The Importance of Milestones
Milestones are significant markers of a child's development that can indicate whether they are on track and developing as they should be. They typically include physical, cognitive, and social-emotional milestones, such as rolling over, crawling, walking, talking, and forming friendships. Milestones provide parents with a broad roadmap for what their children should be doing at each stage of their development. They enable parents to monitor their child's progress and identify any areas where they may need extra help.
Research has shown that children who meet their developmental milestones are more likely to succeed in school and in life. For example, children who develop appropriate language skills during their preschool years are more likely to do well in school and have better relationships with their peers. Similarly, children who master their gross motor skills and fine motor skills timeously will be better equipped to learn how to write. However, the opposite is also true- trying to teach preschool children to write when they have not yet mastered the required fine motor skills will do more harm than good.
The Role of Parents in Nurturing Children During the Early Years
Parents play a crucial role in nurturing their child's development during the early years. They are their child's first and most important teachers, and their interactions with their child have a significant impact on their child's brain development. Parents who are responsive and engaged in their child's life help to create a secure and nurturing environment that supports their child's growth.
Research has shown that children who receive consistent, responsive care in the early years have better cognitive, social, and emotional outcomes than those who do not. They are more likely to be successful in school and have better relationships with their peers. Conversely, children who experience neglect or abuse in the early years are at increased risk for a range of negative outcomes, including developmental delays, behavioural problems, and mental health issues.
Some of the most important things parents can do to support their child's development during the early years include:
Building Strong Relationships: Children must feel loved, valued, and supported. By building strong relationships with their child, parents can create a secure and nurturing environment that supports their child's development.
Encouraging Exploration and Play: Play is essential for children's development. It helps them to develop cognitive, social, and emotional skills, as well as physical skills such as coordination and balance.
Creating a Structured Environment: Children thrive on routine and structure. By creating a structured environment that includes regular mealtimes, bedtime routines, and consistent expectations, parents can help their child feel safe and secure.
Providing Opportunities for Learning: Children are natural learners, and parents can support their child's development by providing opportunities for learning through play, books, and exploration. One of the best opportunities for learning is through regular reading from a very young age. There is simply no better way to ensure that by the time children start school, they already have a sound vocabulary which will enable them to master the wonderful world of reading and writing.
Being a Good Role Model: Parents are their child's first and most important role models. By modelling positive behaviours and attitudes, parents can help their children develop a sense of self-worth and the skills they need to succeed.

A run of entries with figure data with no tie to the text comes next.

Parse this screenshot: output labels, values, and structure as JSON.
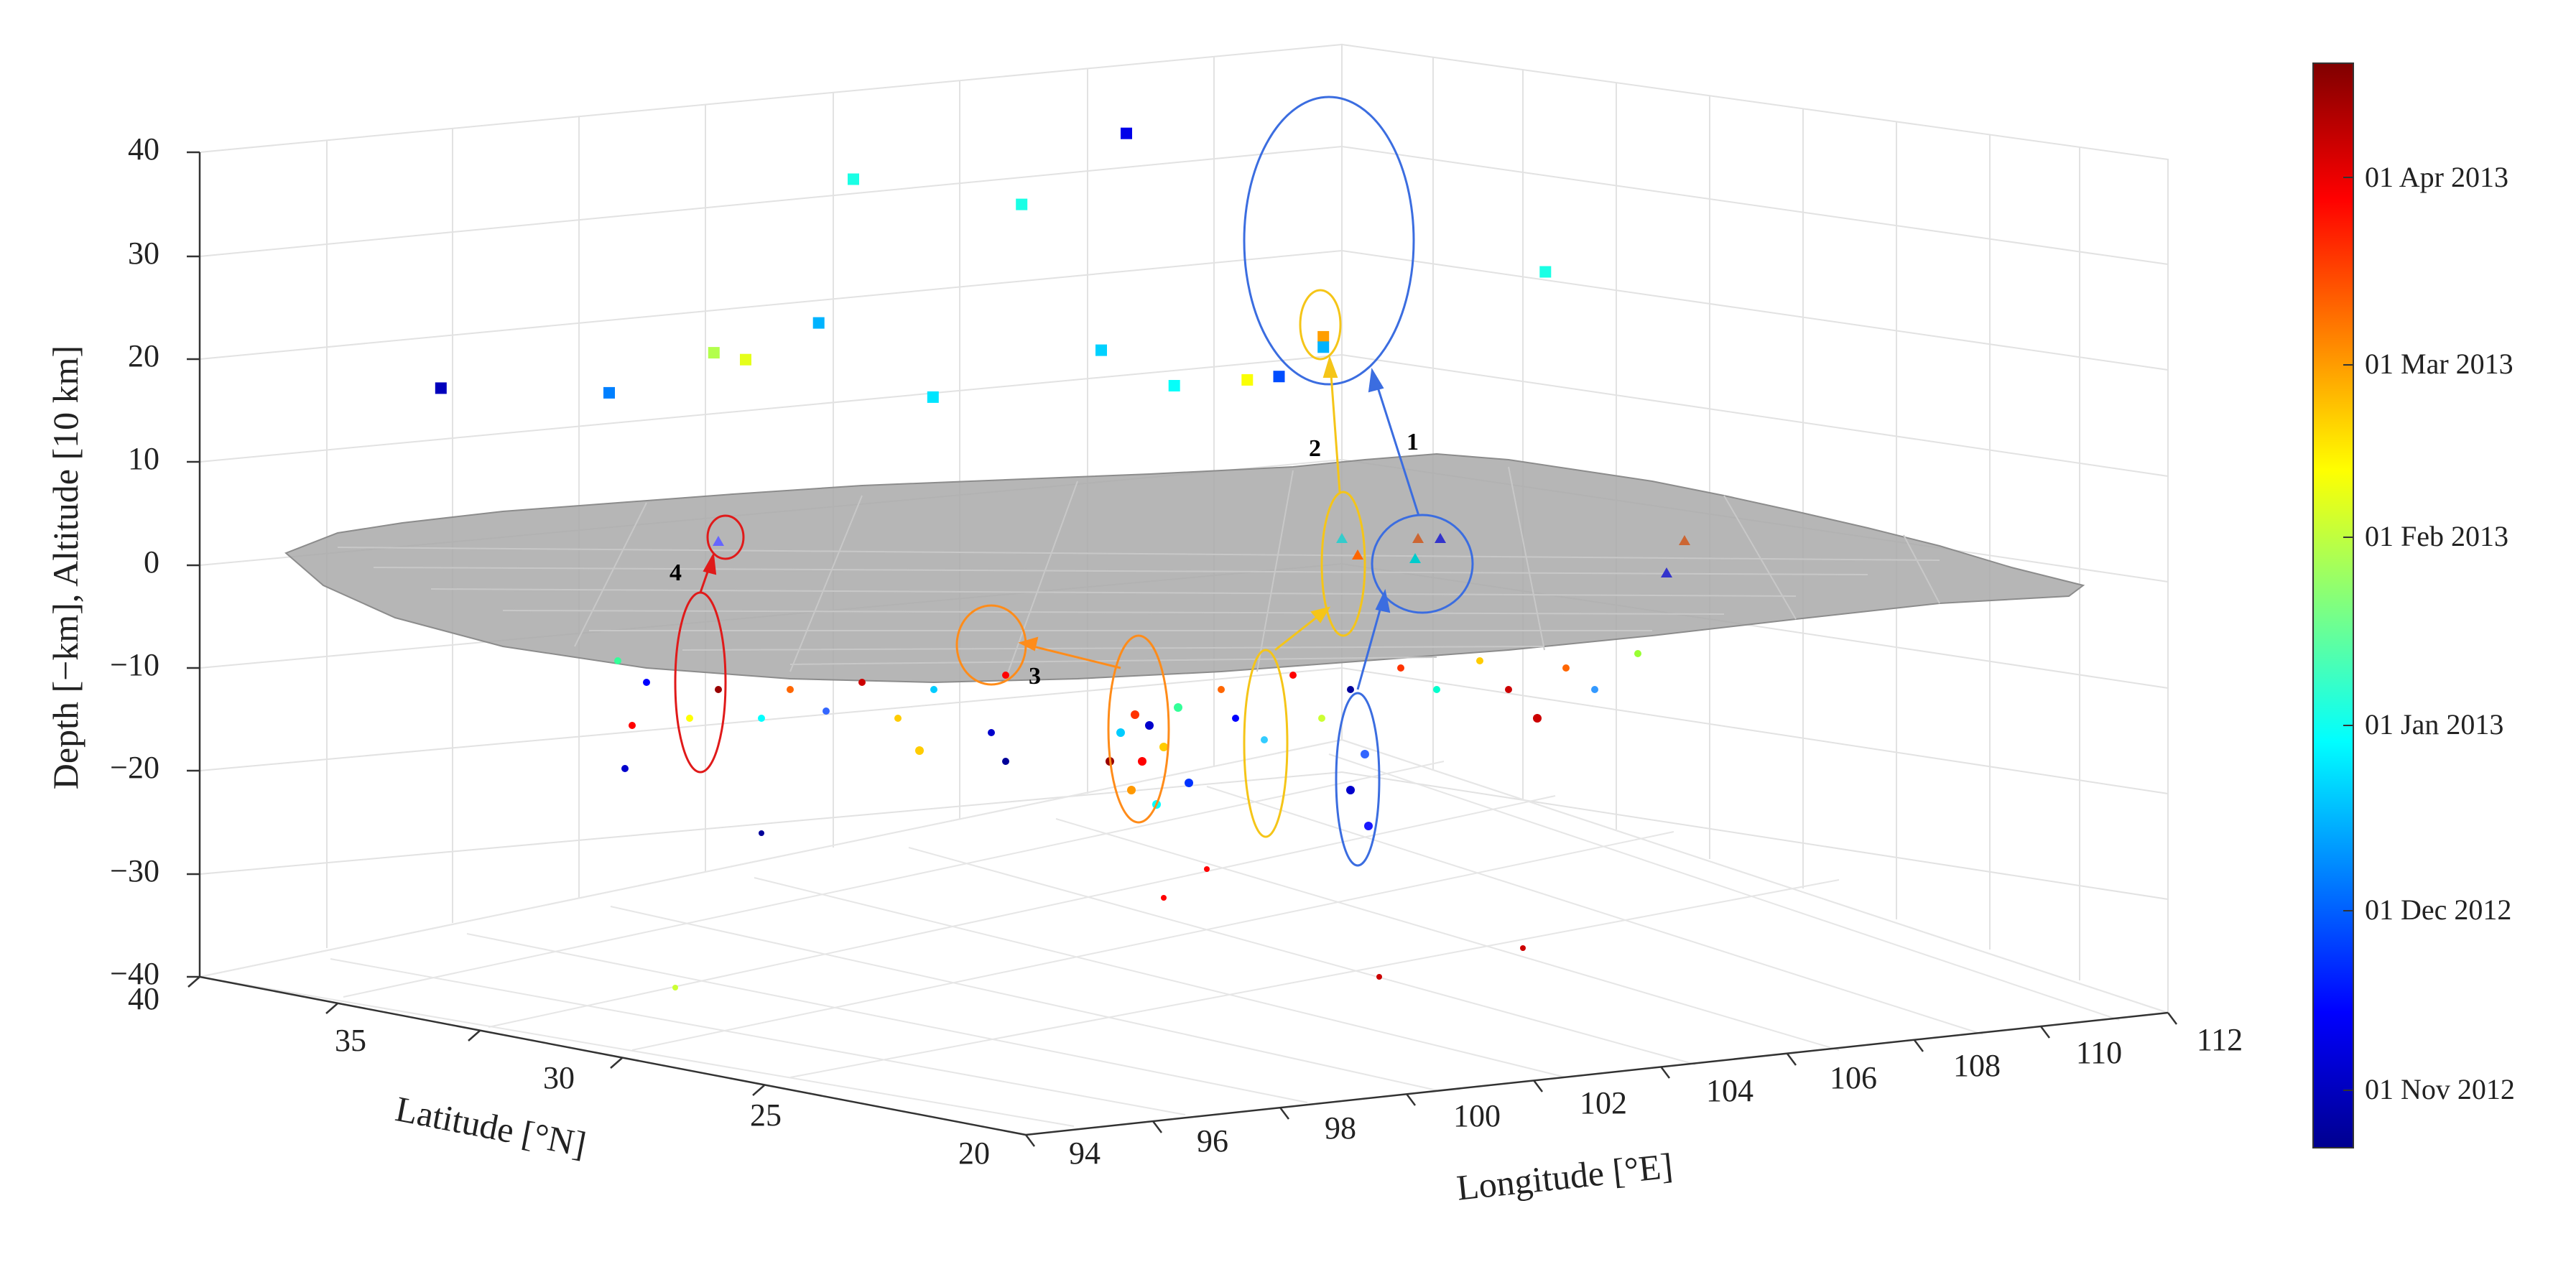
{
  "chart_data": {
    "type": "scatter3d",
    "axes": {
      "z": {
        "label": "Depth [−km], Altitude [10 km]",
        "ticks": [
          "40",
          "30",
          "20",
          "10",
          "0",
          "−10",
          "−20",
          "−30",
          "−40"
        ],
        "range": [
          -40,
          40
        ]
      },
      "y": {
        "label": "Latitude [°N]",
        "ticks": [
          "40",
          "35",
          "30",
          "25",
          "20"
        ],
        "range": [
          20,
          40
        ]
      },
      "x": {
        "label": "Longitude [°E]",
        "ticks": [
          "94",
          "96",
          "98",
          "100",
          "102",
          "104",
          "106",
          "108",
          "110",
          "112"
        ],
        "range": [
          94,
          112
        ]
      }
    },
    "surface": {
      "name": "topography",
      "color": "#9a9a9a"
    },
    "colorbar": {
      "ticks": [
        "01 Apr 2013",
        "01 Mar 2013",
        "01 Feb 2013",
        "01 Jan 2013",
        "01 Dec 2012",
        "01 Nov 2012"
      ],
      "colormap": "jet"
    },
    "annotations": [
      "1",
      "2",
      "3",
      "4"
    ],
    "series": {
      "altitude_markers": [
        {
          "lon": 96.5,
          "lat": 38,
          "z": 17,
          "c": 0.05
        },
        {
          "lon": 98.5,
          "lat": 37,
          "z": 16,
          "c": 0.25
        },
        {
          "lon": 99.5,
          "lat": 36,
          "z": 20,
          "c": 0.55
        },
        {
          "lon": 100,
          "lat": 36,
          "z": 19,
          "c": 0.6
        },
        {
          "lon": 101,
          "lat": 33,
          "z": 17,
          "c": 0.35
        },
        {
          "lon": 100.5,
          "lat": 35,
          "z": 23,
          "c": 0.3
        },
        {
          "lon": 103,
          "lat": 38,
          "z": 33,
          "c": 0.4
        },
        {
          "lon": 103,
          "lat": 32,
          "z": 21,
          "c": 0.33
        },
        {
          "lon": 103.5,
          "lat": 31,
          "z": 18,
          "c": 0.38
        },
        {
          "lon": 104,
          "lat": 30,
          "z": 19,
          "c": 0.62
        },
        {
          "lon": 104.5,
          "lat": 30,
          "z": 19,
          "c": 0.2
        },
        {
          "lon": 105,
          "lat": 37,
          "z": 30,
          "c": 0.4
        },
        {
          "lon": 106,
          "lat": 36,
          "z": 37,
          "c": 0.1
        },
        {
          "lon": 106.5,
          "lat": 32,
          "z": 20,
          "c": 0.72
        },
        {
          "lon": 106.5,
          "lat": 32,
          "z": 19,
          "c": 0.3
        },
        {
          "lon": 110,
          "lat": 32,
          "z": 24,
          "c": 0.4
        }
      ]
    }
  }
}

As we can see, although parents play a critical role in the development of their children, especially during the formative years, it does not mean they have to be education specialists. By providing a safe and secure environment at home where children can learn and explore will enable them to grow and thrive. Combining this with the input from a good preschool with a sound curriculum will ensure that they reach their milestones timeously. In such a partnership any problems will also be identified timeously and addressed with the assistance of specialists such as occupational or speech therapists.